Como funciona a Multiparentalidade?
Você já ouviu falar em multiparentalidade? Famílias com crianças com dois pais e uma mãe, ou duas mães e um pai, só dois pais, duas mães, entre outros formatos, estão inseridas nesse conceito.
Modelos alternativos de família sempre existiram, mas muitas vezes eram invisíveis para a sociedade e para a justiça. Assim, pessoas criadas como filhos eram excluídas em casos de herança, entre outros tantos direitos de filiação.
A boa notícia é que isso está mudando e cada vez mais famílias e laços afetivos estão tendo direitos garantidos pela justiça.
O que é multiparentalidade?
A multiparentalidade é o reconhecimento de que a parentalidade não está ligada apenas aos laços biológicos ou ao padrão tradicional de família mãe, pai e filhos.
Sendo assim, a multiparentalidade é a possibilidade de registro por mais de um pai ou mais de uma mãe.
Na Bahia, por exemplo, a quantidade de crianças com mais de um pai na certidão de nascimento cresceu 609% nos últimos cinco anos. Os dados são do levantamento da Associação dos Registradores Civis das Pessoas Naturais do Estado da Bahia (Arpen-BA), consolidado pelo jornal Correio.

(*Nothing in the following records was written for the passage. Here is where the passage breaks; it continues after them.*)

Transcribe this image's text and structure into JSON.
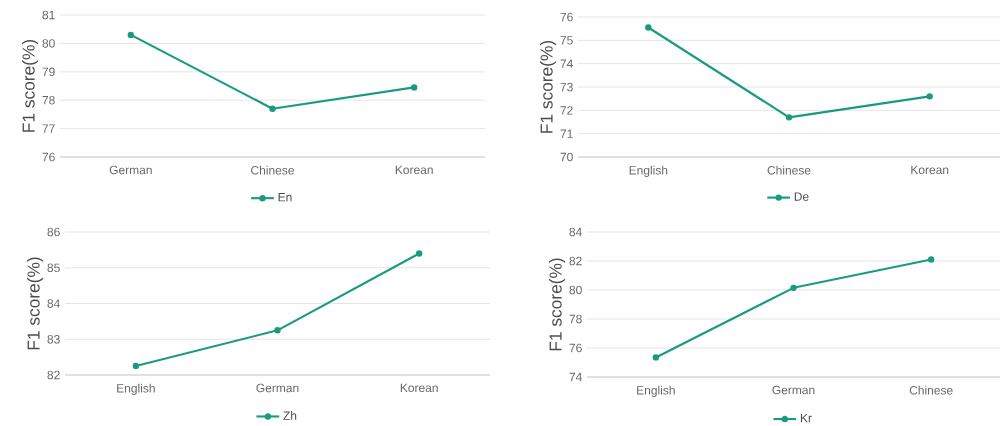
{
  "chart_data": [
    {
      "type": "line",
      "categories": [
        "German",
        "Chinese",
        "Korean"
      ],
      "ylabel": "F1 score(%)",
      "ylim": [
        76,
        81
      ],
      "yticks": [
        76,
        77,
        78,
        79,
        80,
        81
      ],
      "grid": "y",
      "legend": "bottom",
      "marker": "circle",
      "series": [
        {
          "name": "En",
          "color": "#1a9a80",
          "values": [
            80.3,
            77.7,
            78.45
          ]
        }
      ]
    },
    {
      "type": "line",
      "categories": [
        "English",
        "Chinese",
        "Korean"
      ],
      "ylabel": "F1 score(%)",
      "ylim": [
        70,
        76
      ],
      "yticks": [
        70,
        71,
        72,
        73,
        74,
        75,
        76
      ],
      "grid": "y",
      "legend": "bottom",
      "marker": "circle",
      "series": [
        {
          "name": "De",
          "color": "#1a9a80",
          "values": [
            75.55,
            71.7,
            72.6
          ]
        }
      ]
    },
    {
      "type": "line",
      "categories": [
        "English",
        "German",
        "Korean"
      ],
      "ylabel": "F1 score(%)",
      "ylim": [
        82,
        86
      ],
      "yticks": [
        82,
        83,
        84,
        85,
        86
      ],
      "grid": "y",
      "legend": "bottom",
      "marker": "circle",
      "series": [
        {
          "name": "Zh",
          "color": "#1a9a80",
          "values": [
            82.25,
            83.25,
            85.4
          ]
        }
      ]
    },
    {
      "type": "line",
      "categories": [
        "English",
        "German",
        "Chinese"
      ],
      "ylabel": "F1 score(%)",
      "ylim": [
        74,
        84
      ],
      "yticks": [
        74,
        76,
        78,
        80,
        82,
        84
      ],
      "grid": "y",
      "legend": "bottom",
      "marker": "circle",
      "series": [
        {
          "name": "Kr",
          "color": "#1a9a80",
          "values": [
            75.35,
            80.15,
            82.1
          ]
        }
      ]
    }
  ]
}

A maior parte dos casos multiparentalidade registrados nesse Estado é de casais homoafetivos que tornam-se pais ou mães por meio de adoção ou outros métodos conceptivos.

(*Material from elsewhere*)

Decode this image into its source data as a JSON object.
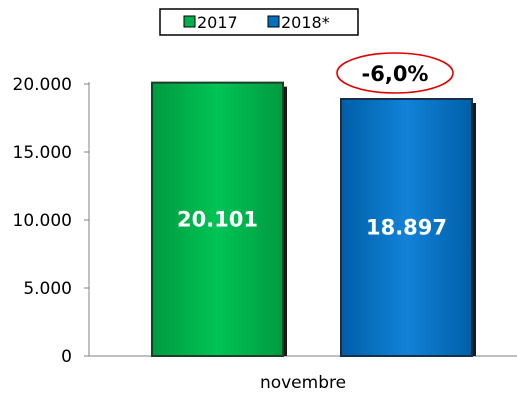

Mas há também um número expressivo de casos de filiação socioafetiva, em que, por exemplo, uma criança fica com o nome do pai biológico e o de criação no seu registro de nascimento, além do nome da mãe.
Além desses, há ainda o conceito da coparentalidade, em que o vínculo parental com uma criança dispensa o vínculo conjugal entre as figuras parentais.
Os termos e conceitos ainda são confusos para muitas pessoas. Para ajudar na compreensão do tema, conversamos com a advogada Ana Carolina Mendonça, especialista em direito civil, famílias e sucessões e direito LGBTQIA+.
Ninhos do Brasil: Como é reconhecida a multiparentalidade?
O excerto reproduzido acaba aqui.